FastBizmanOne of the things I love about working in Asia is the speed at which you get things done. Of course, there are many situations in which the bureaucracies and intricacies of doing business in Asia is daunting for the first timer, but when you know your way around you can get things done in no-time and significantly faster than many other parts of the world.

Over the past few weeks I was involved in an initiative to pro-actively identify and develop Myanmar’s Talent as part of an organizations bid to obtain a telecom license and enter Myanmar (see also Myanmar Talent Gold Rush.) Within 7 days this team was ready to launch a press conference, advertising campaign, and build a social media presence and job portal from scratch. This was all in a country that has been isolated from the international business world for the last decade. I would say that is a high achievement!
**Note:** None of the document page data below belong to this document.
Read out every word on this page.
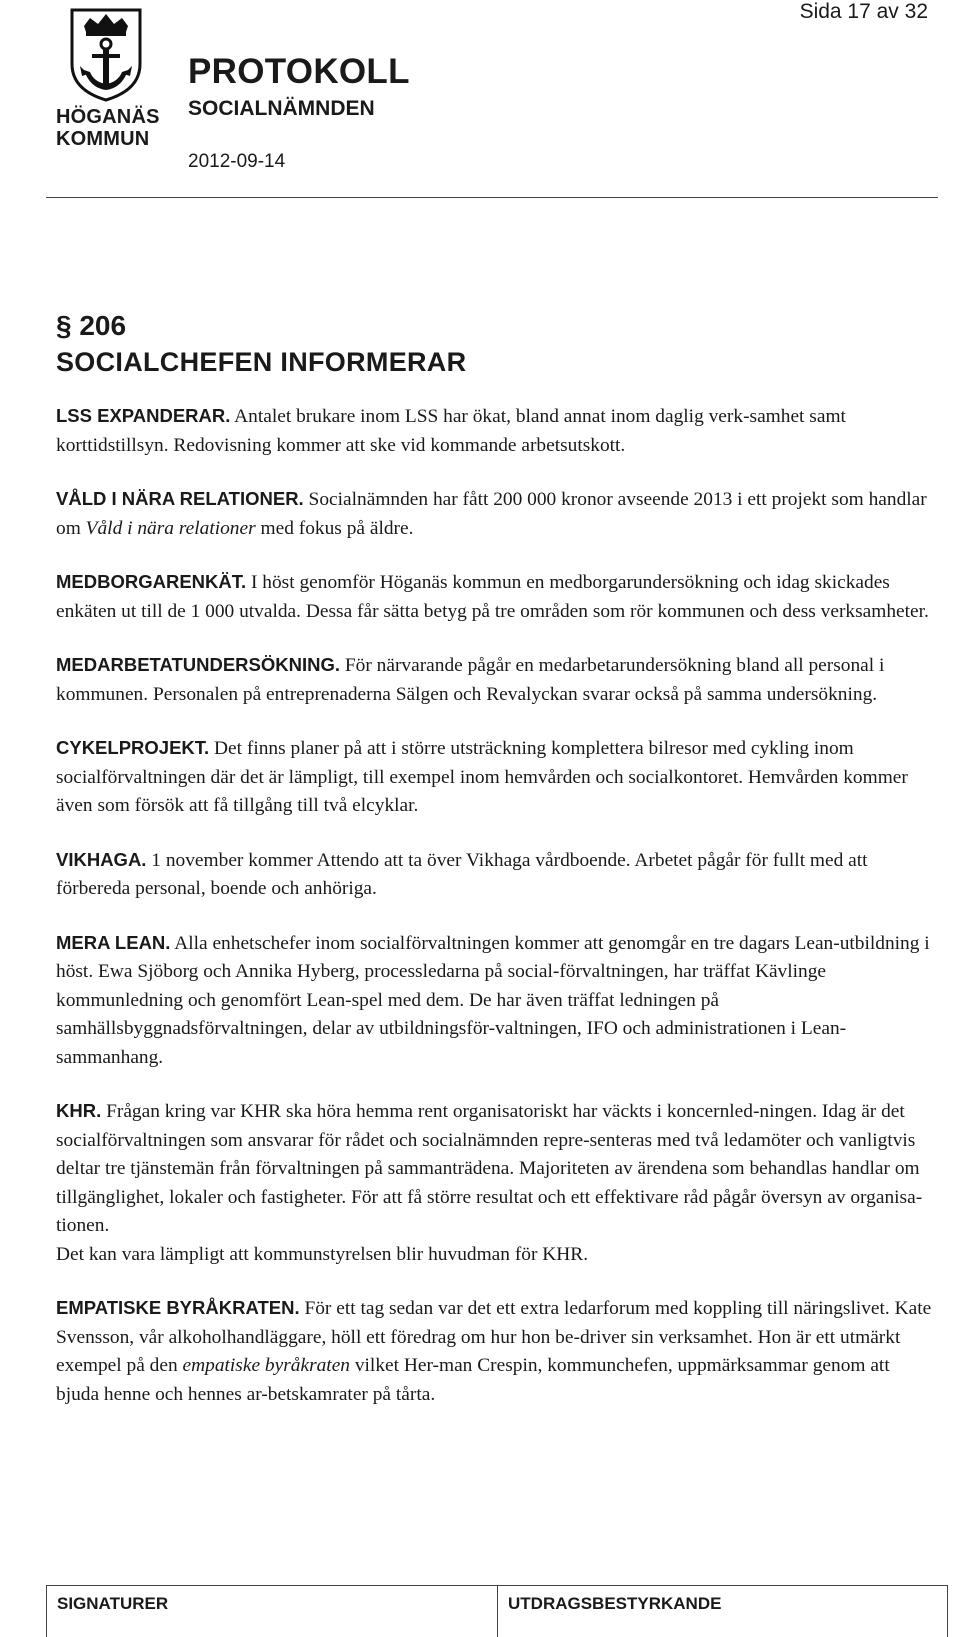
Sida 17 av 32
HÖGANÄS
KOMMUN
PROTOKOLL
SOCIALNÄMNDEN
2012-09-14
§ 206
SOCIALCHEFEN INFORMERAR

LSS EXPANDERAR. Antalet brukare inom LSS har ökat, bland annat inom daglig verk-samhet samt korttidstillsyn. Redovisning kommer att ske vid kommande arbetsutskott.

VÅLD I NÄRA RELATIONER. Socialnämnden har fått 200 000 kronor avseende 2013 i ett projekt som handlar om Våld i nära relationer med fokus på äldre.

MEDBORGARENKÄT. I höst genomför Höganäs kommun en medborgarundersökning och idag skickades enkäten ut till de 1 000 utvalda. Dessa får sätta betyg på tre områden som rör kommunen och dess verksamheter.

MEDARBETATUNDERSÖKNING. För närvarande pågår en medarbetarundersökning bland all personal i kommunen. Personalen på entreprenaderna Sälgen och Revalyckan svarar också på samma undersökning.

CYKELPROJEKT. Det finns planer på att i större utsträckning komplettera bilresor med cykling inom socialförvaltningen där det är lämpligt, till exempel inom hemvården och socialkontoret. Hemvården kommer även som försök att få tillgång till två elcyklar.

VIKHAGA. 1 november kommer Attendo att ta över Vikhaga vårdboende. Arbetet pågår för fullt med att förbereda personal, boende och anhöriga.

MERA LEAN. Alla enhetschefer inom socialförvaltningen kommer att genomgår en tre dagars Lean-utbildning i höst. Ewa Sjöborg och Annika Hyberg, processledarna på social-förvaltningen, har träffat Kävlinge kommunledning och genomfört Lean-spel med dem. De har även träffat ledningen på samhällsbyggnadsförvaltningen, delar av utbildningsför-valtningen, IFO och administrationen i Lean-sammanhang.

KHR. Frågan kring var KHR ska höra hemma rent organisatoriskt har väckts i koncernled-ningen. Idag är det socialförvaltningen som ansvarar för rådet och socialnämnden repre-senteras med två ledamöter och vanligtvis deltar tre tjänstemän från förvaltningen på sammanträdena. Majoriteten av ärendena som behandlas handlar om tillgänglighet, lokaler och fastigheter. För att få större resultat och ett effektivare råd pågår översyn av organisa-tionen.

Det kan vara lämpligt att kommunstyrelsen blir huvudman för KHR.

EMPATISKE BYRÅKRATEN. För ett tag sedan var det ett extra ledarforum med koppling till näringslivet. Kate Svensson, vår alkoholhandläggare, höll ett föredrag om hur hon be-driver sin verksamhet. Hon är ett utmärkt exempel på den empatiske byråkraten vilket Her-man Crespin, kommunchefen, uppmärksammar genom att bjuda henne och hennes ar-betskamrater på tårta.

SIGNATURER	UTDRAGSBESTYRKANDE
Speed is Asia’s salient feature. Why, I ask myself, is it possible to get things done here in 7 days that would take 3 months in many other parts of the world? Over the past 15 years having worked everywhere from China to Riyadh and everything in between I have realized that 3 specific features drive the ability to get things done fast in Asia:

1. Hunger for Success
Asia is hungry for success. The continent wants to move and move fast. They realize its their time to take the center stage in the world and they don’t want to waste this opportunity. They are willing to make the extra efforts, sacrifice and still have that zeal to work and push themselves hard, because they want to create a better life for their children. Asians are self-reliant and know that they can’t depend on the government to bail them out (there is no social safety net other than your extended family). They have to do it themselves and will find any way to create a better future for their families, their communities and at the end their countries.

2. It’s All About People
In the developed world, work is organized around processes and systems. The advantage of this is that you can get things done no matter who you are or who you know. Everything is standardized and delivered against certain parameters. Speed, flexibility and customization however are not something that go hand-in-hand easily with a process and systems driven approach. In Asia work is organized around people. Things get done because of who you know and if you have built the right relationship with the right people, things can move faster than anywhere else in the world.

3. Driven From The Top
The last reason is that the power in Asian organizations still reside solidly at the top of the organizational pyramid. The acceptance of power and authority allows the entrepreneurial business owner to push decisions through and ensure implementation with lightening speed.

Of course all of these elements have their downside and I am sure that as the Asian economies and businesses develop the call to transform from people to process driven / regulated societies will increase. However, for the time being, if you want to get things done fast, get it done in Asia.